Spoilers: This is a discussion of
Spoilers and the nature of Spoilers, so there will be Spoilers.
Many of my friends take notice of the
fact that I don't care about spoilers when it comes to the ending of
movies, games, TV show seasons, or basically any other narrative that
has a beginning, a middle, and an end (maybe not necessarily in that
order). I imagine they sometimes wonder why it doesn't bother me when
spoilers seem to irk everyone else, that it's the pinnacle of
rudeness to talk about the end of the movie right when you're leaving
the theater, and I've been thinking about it a lot, too.
Then along came Madoka Magicka,
a show that I was told was basically what would happen if David Lynch
wrote a Magical Girl Anime. Sounds pretty awesome, right? Most of
what I heard was that there was this really misleading promotional
campaign that gave you the idea that it was a pretty typical Magical
Girl Anime, and then when it comes out, everyone's amazed that it
actually turned out to be pretty dark and everyone was super shocked
at the fact that it happened.
By the spoilers logic, it had already
been ruined for me.
I watched it anyway.
When I did, I was pretty disappointed
at what I saw. The characters weren't all that memorable, I didn't
really care about their conflict, I just thought the Witch sequences
were confusing and disjointed, the ending was very meh and the fact
that a lot of this was a character meatgrinder made it difficult for
me to get invested.
Now, you may be saying “It just
sounds like the spoilers ruined the show for you,” but then I
thought about other stories that I really liked that I saw when I
already knew how they ended when a big chunk of them was the twist.
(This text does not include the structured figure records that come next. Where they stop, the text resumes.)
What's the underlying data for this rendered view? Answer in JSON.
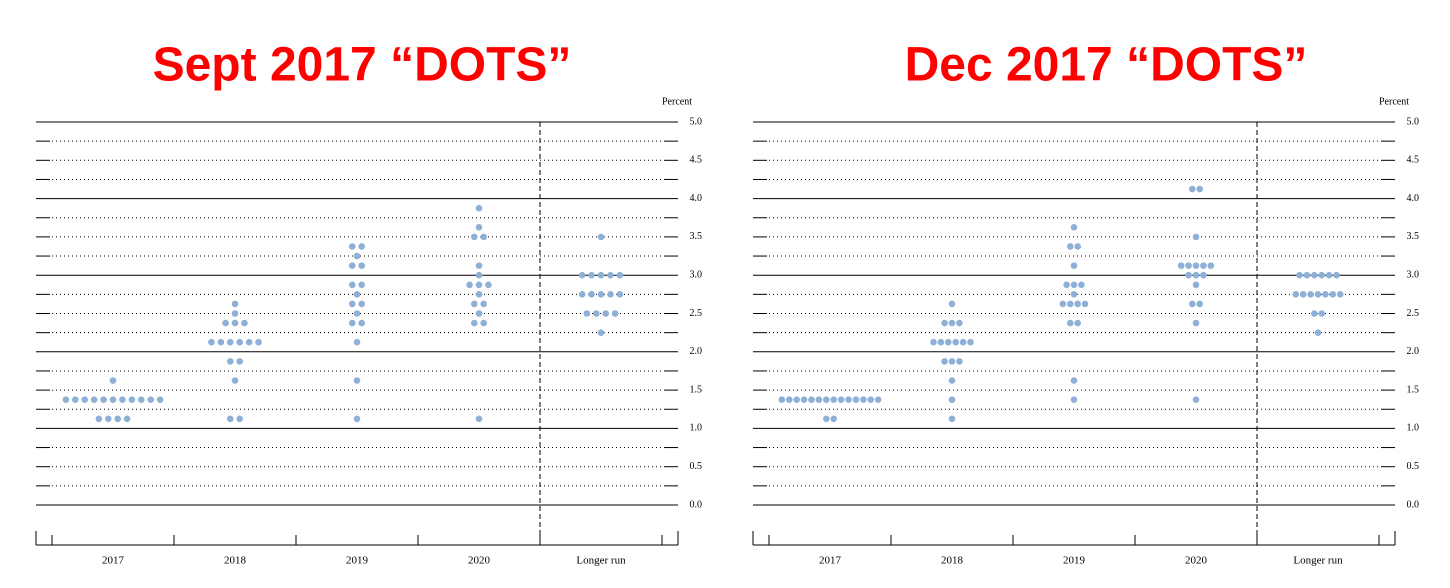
{
  "chart_data": [
    {
      "type": "dotplot",
      "title": "Sept 2017 “DOTS”",
      "ylabel": "Percent",
      "color": "#8fb0d6",
      "categories": [
        "2017",
        "2018",
        "2019",
        "2020",
        "Longer run"
      ],
      "values": [
        [
          1.625,
          1.375,
          1.375,
          1.375,
          1.375,
          1.375,
          1.375,
          1.375,
          1.375,
          1.375,
          1.375,
          1.375,
          1.125,
          1.125,
          1.125,
          1.125
        ],
        [
          2.625,
          2.5,
          2.375,
          2.375,
          2.375,
          2.125,
          2.125,
          2.125,
          2.125,
          2.125,
          2.125,
          1.875,
          1.875,
          1.625,
          1.125,
          1.125
        ],
        [
          3.375,
          3.375,
          3.25,
          3.125,
          3.125,
          2.875,
          2.875,
          2.75,
          2.625,
          2.625,
          2.5,
          2.375,
          2.375,
          2.125,
          1.625,
          1.125
        ],
        [
          3.875,
          3.625,
          3.5,
          3.5,
          3.125,
          3.0,
          2.875,
          2.875,
          2.875,
          2.75,
          2.625,
          2.625,
          2.5,
          2.375,
          2.375,
          1.125
        ],
        [
          3.5,
          3.0,
          3.0,
          3.0,
          3.0,
          3.0,
          2.75,
          2.75,
          2.75,
          2.75,
          2.75,
          2.5,
          2.5,
          2.5,
          2.5,
          2.25
        ]
      ],
      "ylim": [
        0,
        5
      ],
      "yticks": [
        {
          "value": 0,
          "label": "0.0"
        },
        0.5,
        {
          "value": 1,
          "label": "1.0"
        },
        1.5,
        {
          "value": 2,
          "label": "2.0"
        },
        2.5,
        {
          "value": 3,
          "label": "3.0"
        },
        3.5,
        {
          "value": 4,
          "label": "4.0"
        },
        4.5,
        {
          "value": 5,
          "label": "5.0"
        }
      ],
      "minor_yticks": [
        0.25,
        0.75,
        1.25,
        1.75,
        2.25,
        2.75,
        3.25,
        3.75,
        4.25,
        4.75
      ],
      "grid": true
    },
    {
      "type": "dotplot",
      "title": "Dec 2017 “DOTS”",
      "ylabel": "Percent",
      "color": "#8fb0d6",
      "categories": [
        "2017",
        "2018",
        "2019",
        "2020",
        "Longer run"
      ],
      "values": [
        [
          1.375,
          1.375,
          1.375,
          1.375,
          1.375,
          1.375,
          1.375,
          1.375,
          1.375,
          1.375,
          1.375,
          1.375,
          1.375,
          1.375,
          1.125,
          1.125
        ],
        [
          2.625,
          2.375,
          2.375,
          2.375,
          2.125,
          2.125,
          2.125,
          2.125,
          2.125,
          2.125,
          1.875,
          1.875,
          1.875,
          1.625,
          1.375,
          1.125
        ],
        [
          3.625,
          3.375,
          3.375,
          3.125,
          2.875,
          2.875,
          2.875,
          2.75,
          2.625,
          2.625,
          2.625,
          2.625,
          2.375,
          2.375,
          1.625,
          1.375
        ],
        [
          4.125,
          4.125,
          3.5,
          3.125,
          3.125,
          3.125,
          3.125,
          3.125,
          3.0,
          3.0,
          3.0,
          2.875,
          2.625,
          2.625,
          2.375,
          1.375
        ],
        [
          3.0,
          3.0,
          3.0,
          3.0,
          3.0,
          3.0,
          2.75,
          2.75,
          2.75,
          2.75,
          2.75,
          2.75,
          2.75,
          2.5,
          2.5,
          2.25
        ]
      ],
      "ylim": [
        0,
        5
      ],
      "yticks": [
        {
          "value": 0,
          "label": "0.0"
        },
        0.5,
        {
          "value": 1,
          "label": "1.0"
        },
        1.5,
        {
          "value": 2,
          "label": "2.0"
        },
        2.5,
        {
          "value": 3,
          "label": "3.0"
        },
        3.5,
        {
          "value": 4,
          "label": "4.0"
        },
        4.5,
        {
          "value": 5,
          "label": "5.0"
        }
      ],
      "minor_yticks": [
        0.25,
        0.75,
        1.25,
        1.75,
        2.25,
        2.75,
        3.25,
        3.75,
        4.25,
        4.75
      ],
      "grid": true
    }
  ]
}
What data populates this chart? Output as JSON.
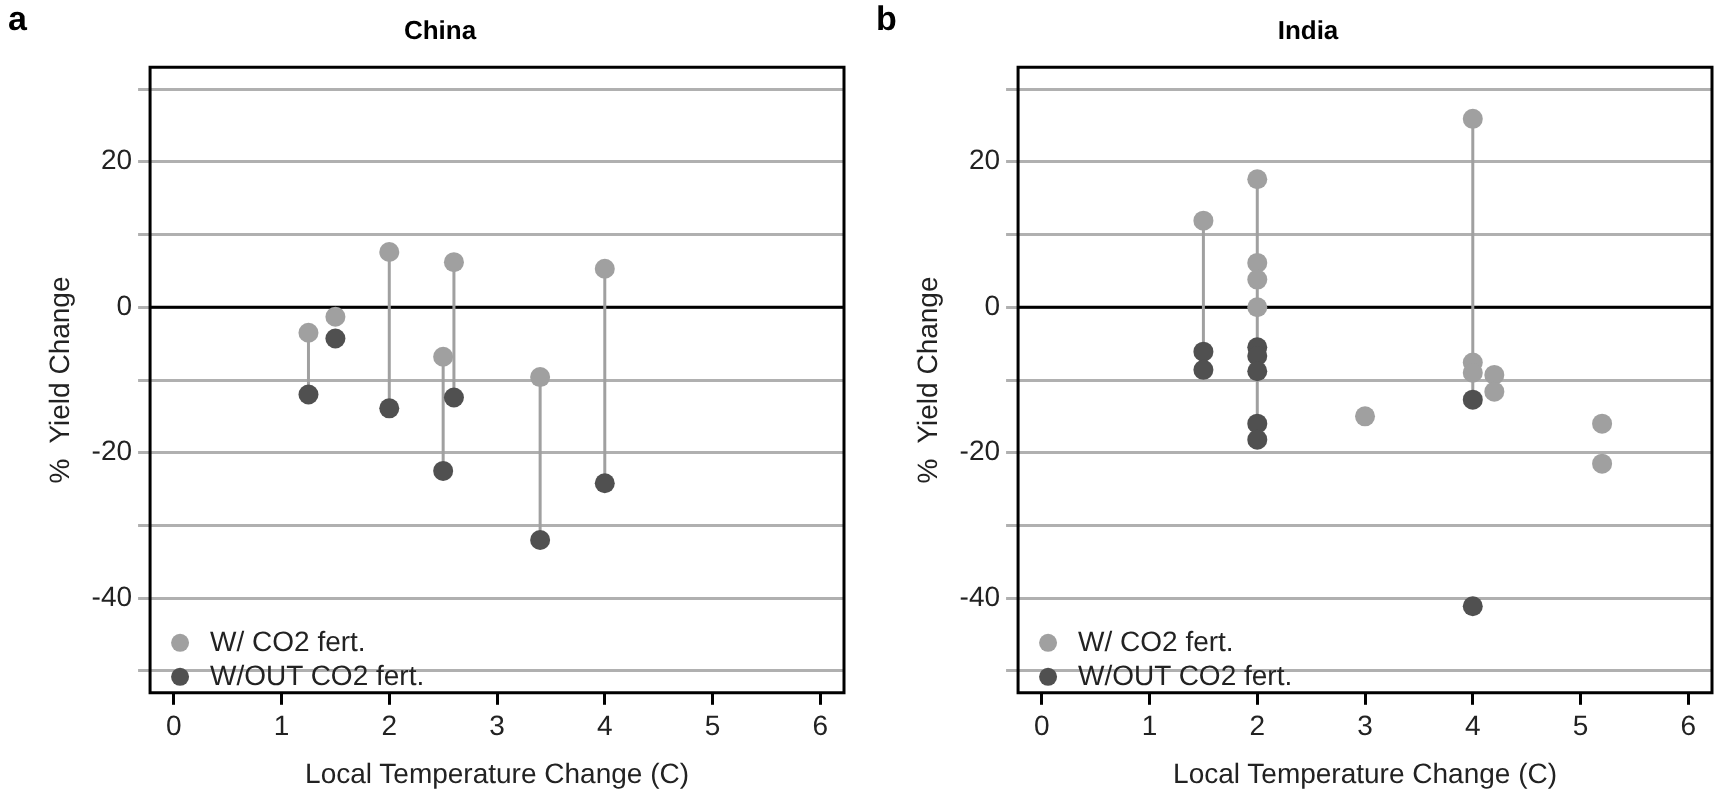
{
  "chart_data": [
    {
      "type": "scatter",
      "title": "China",
      "annotations": [
        "a"
      ],
      "xlabel": "Local Temperature Change (C)",
      "ylabel": "%  Yield Change",
      "xlim": [
        -0.22,
        6.22
      ],
      "xticks": [
        0,
        1,
        2,
        3,
        4,
        5,
        6
      ],
      "ylim": [
        -53,
        33
      ],
      "yticks": [
        {
          "value": -50,
          "label": null
        },
        -40,
        {
          "value": -30,
          "label": null
        },
        -20,
        {
          "value": -10,
          "label": null
        },
        0,
        {
          "value": 10,
          "label": null
        },
        20,
        {
          "value": 30,
          "label": null
        }
      ],
      "grid": "y",
      "legend": "bottom left",
      "marker": "circle",
      "ref_lines": [
        {
          "axis": "y",
          "value": 0,
          "color": "#000000"
        }
      ],
      "series": [
        {
          "name": "W/ CO2 fert.",
          "color": "#a0a0a0",
          "x": [
            1.25,
            1.5,
            2.0,
            2.5,
            2.6,
            3.4,
            4.0
          ],
          "values": [
            -3.5,
            -1.3,
            7.6,
            -6.8,
            6.2,
            -9.6,
            5.3
          ]
        },
        {
          "name": "W/OUT CO2 fert.",
          "color": "#505050",
          "x": [
            1.25,
            1.5,
            2.0,
            2.5,
            2.6,
            3.4,
            4.0
          ],
          "values": [
            -12,
            -4.3,
            -13.9,
            -22.5,
            -12.4,
            -32,
            -24.2
          ]
        },
        {
          "type": "line",
          "marker": "none",
          "color": "#a0a0a0",
          "x": [
            1.25,
            1.25
          ],
          "values": [
            -3.5,
            -12
          ]
        },
        {
          "type": "line",
          "marker": "none",
          "color": "#a0a0a0",
          "x": [
            2.0,
            2.0
          ],
          "values": [
            7.6,
            -13.9
          ]
        },
        {
          "type": "line",
          "marker": "none",
          "color": "#a0a0a0",
          "x": [
            2.5,
            2.5
          ],
          "values": [
            -6.8,
            -22.5
          ]
        },
        {
          "type": "line",
          "marker": "none",
          "color": "#a0a0a0",
          "x": [
            2.6,
            2.6
          ],
          "values": [
            6.2,
            -12.4
          ]
        },
        {
          "type": "line",
          "marker": "none",
          "color": "#a0a0a0",
          "x": [
            3.4,
            3.4
          ],
          "values": [
            -9.6,
            -32
          ]
        },
        {
          "type": "line",
          "marker": "none",
          "color": "#a0a0a0",
          "x": [
            4.0,
            4.0
          ],
          "values": [
            5.3,
            -24.2
          ]
        }
      ]
    },
    {
      "type": "scatter",
      "title": "India",
      "annotations": [
        "b"
      ],
      "xlabel": "Local Temperature Change (C)",
      "ylabel": "%  Yield Change",
      "xlim": [
        -0.22,
        6.22
      ],
      "xticks": [
        0,
        1,
        2,
        3,
        4,
        5,
        6
      ],
      "ylim": [
        -53,
        33
      ],
      "yticks": [
        {
          "value": -50,
          "label": null
        },
        -40,
        {
          "value": -30,
          "label": null
        },
        -20,
        {
          "value": -10,
          "label": null
        },
        0,
        {
          "value": 10,
          "label": null
        },
        20,
        {
          "value": 30,
          "label": null
        }
      ],
      "grid": "y",
      "legend": "bottom left",
      "marker": "circle",
      "ref_lines": [
        {
          "axis": "y",
          "value": 0,
          "color": "#000000"
        }
      ],
      "series": [
        {
          "name": "W/ CO2 fert.",
          "color": "#a0a0a0",
          "x": [
            1.5,
            2.0,
            2.0,
            2.0,
            2.0,
            3.0,
            4.0,
            4.0,
            4.0,
            4.2,
            4.2,
            5.2,
            5.2
          ],
          "values": [
            11.9,
            17.6,
            6.1,
            3.8,
            0,
            -15,
            25.9,
            -7.6,
            -9,
            -9.3,
            -11.6,
            -16,
            -21.5
          ]
        },
        {
          "name": "W/OUT CO2 fert.",
          "color": "#505050",
          "x": [
            1.5,
            1.5,
            2.0,
            2.0,
            2.0,
            2.0,
            2.0,
            4.0,
            4.0
          ],
          "values": [
            -6.1,
            -8.6,
            -5.5,
            -6.7,
            -8.8,
            -16,
            -18.2,
            -12.7,
            -41.1
          ]
        },
        {
          "type": "line",
          "marker": "none",
          "color": "#a0a0a0",
          "x": [
            1.5,
            1.5
          ],
          "values": [
            11.9,
            -8.6
          ]
        },
        {
          "type": "line",
          "marker": "none",
          "color": "#a0a0a0",
          "x": [
            2.0,
            2.0
          ],
          "values": [
            17.6,
            -18.2
          ]
        },
        {
          "type": "line",
          "marker": "none",
          "color": "#a0a0a0",
          "x": [
            4.0,
            4.0
          ],
          "values": [
            25.9,
            -12.7
          ]
        }
      ]
    }
  ]
}
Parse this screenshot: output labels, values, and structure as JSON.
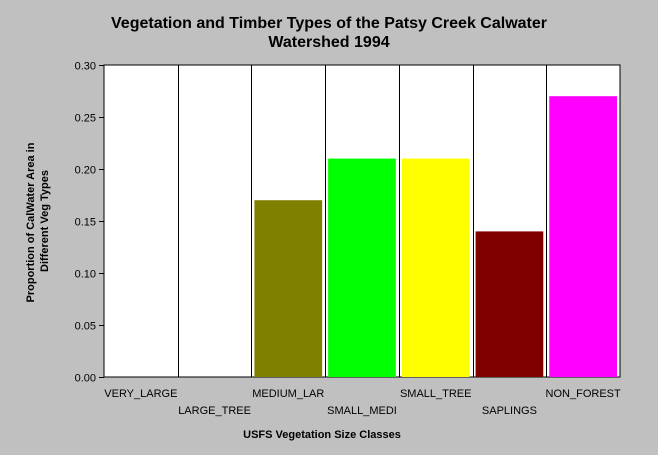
{
  "chart_data": {
    "type": "bar",
    "title_lines": [
      "Vegetation and Timber Types of the Patsy Creek Calwater",
      "Watershed 1994"
    ],
    "xlabel": "USFS Vegetation Size Classes",
    "ylabel_lines": [
      "Proportion of CalWater Area in",
      "Different Veg Types"
    ],
    "categories": [
      "VERY_LARGE",
      "LARGE_TREE",
      "MEDIUM_LAR",
      "SMALL_MEDI",
      "SMALL_TREE",
      "SAPLINGS",
      "NON_FOREST"
    ],
    "values": [
      0,
      0,
      0.17,
      0.21,
      0.21,
      0.14,
      0.27
    ],
    "colors": [
      "#808080",
      "#808080",
      "#808000",
      "#00ff00",
      "#ffff00",
      "#800000",
      "#ff00ff"
    ],
    "ylim": [
      0,
      0.3
    ],
    "yticks": [
      "0.00",
      "0.05",
      "0.10",
      "0.15",
      "0.20",
      "0.25",
      "0.30"
    ],
    "grid": true,
    "legend": "none"
  }
}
Two things come to mind immediately-- The Twilight Zone
and The Others.
The Others
had the twist that Nicole Kiddmann and her kids were actually the
ghosts haunting the house the whole time, and the titular others were
actually alive. I already knew this when I watched the movie, but
when I watched it, I sympathized with the characters. I felt bad for
the fact that they had no idea what had happened to them, their
struggle resonated with me, their terror felt true, even though I
already knew how it ended, that I already knew what the big reveal
was going to be. What was once a twist ending became a really
compelling use of Dramatic Irony, in which the audience knows
something the characters don't.
The Twilight Zone
practically codified the twist ending, and virtually everyone already
knows most of them. “To Serve Man” was about aliens who helped
humanity, but the reason they were so generous and benevolent was to
farm people for food. One of my favorite episodes, “The Passersby,”
was about a man at the end of the Civil War who stopped by a woman's
house for a rest while he walked down a road, and it turned out that
everyone on that road was someone who died during the war. “The
Passersby,” however, doesn't bother me with the spoilers and is
actually one I can watch over and over again because I love the
character interaction and the dialogue, and the ending when Abraham
Lincoln comes down the road makes me tear up every time.
Suddenly,
it seems like knowing the twists shouldn't hurt the story all that
much.
When I
watched Madoka Magicka,
though, it fell apart almost immediately because it relied completely
on the shock value. It, for one, required the audience to have a
preconception of what a Magical Girl anime should be like, and for
another, required you to not expect that it would be dark. When the
big twist about the soul gems came up, it felt so flat. It fell flat
because I saw it coming. It's Shock Art, and Shock Art's value dies
along with the initial surprise. After that point, it's just...
Nothing.
Kurt
Vonnegut once said that, to make a good short story, your audience
should know what's going to happen right from the beginning. The
story should be enjoyable because it and the characters were
compelling, not because of a twist, flashy effects, or because of
this outdated fascination with shock value that has died now that
nothing is shocking anymore.
If
you're tempted to be upset at someone for giving spoilers, consider
this: if you know the beginning and the end of a story, and have no
interest in how they got from one to the other, then maybe it's not
worth your time.
Timere
Defectum.
Note:
I probably won't be talking about Madoka Magicka at length because I
said everything I can think of that's worth saying already.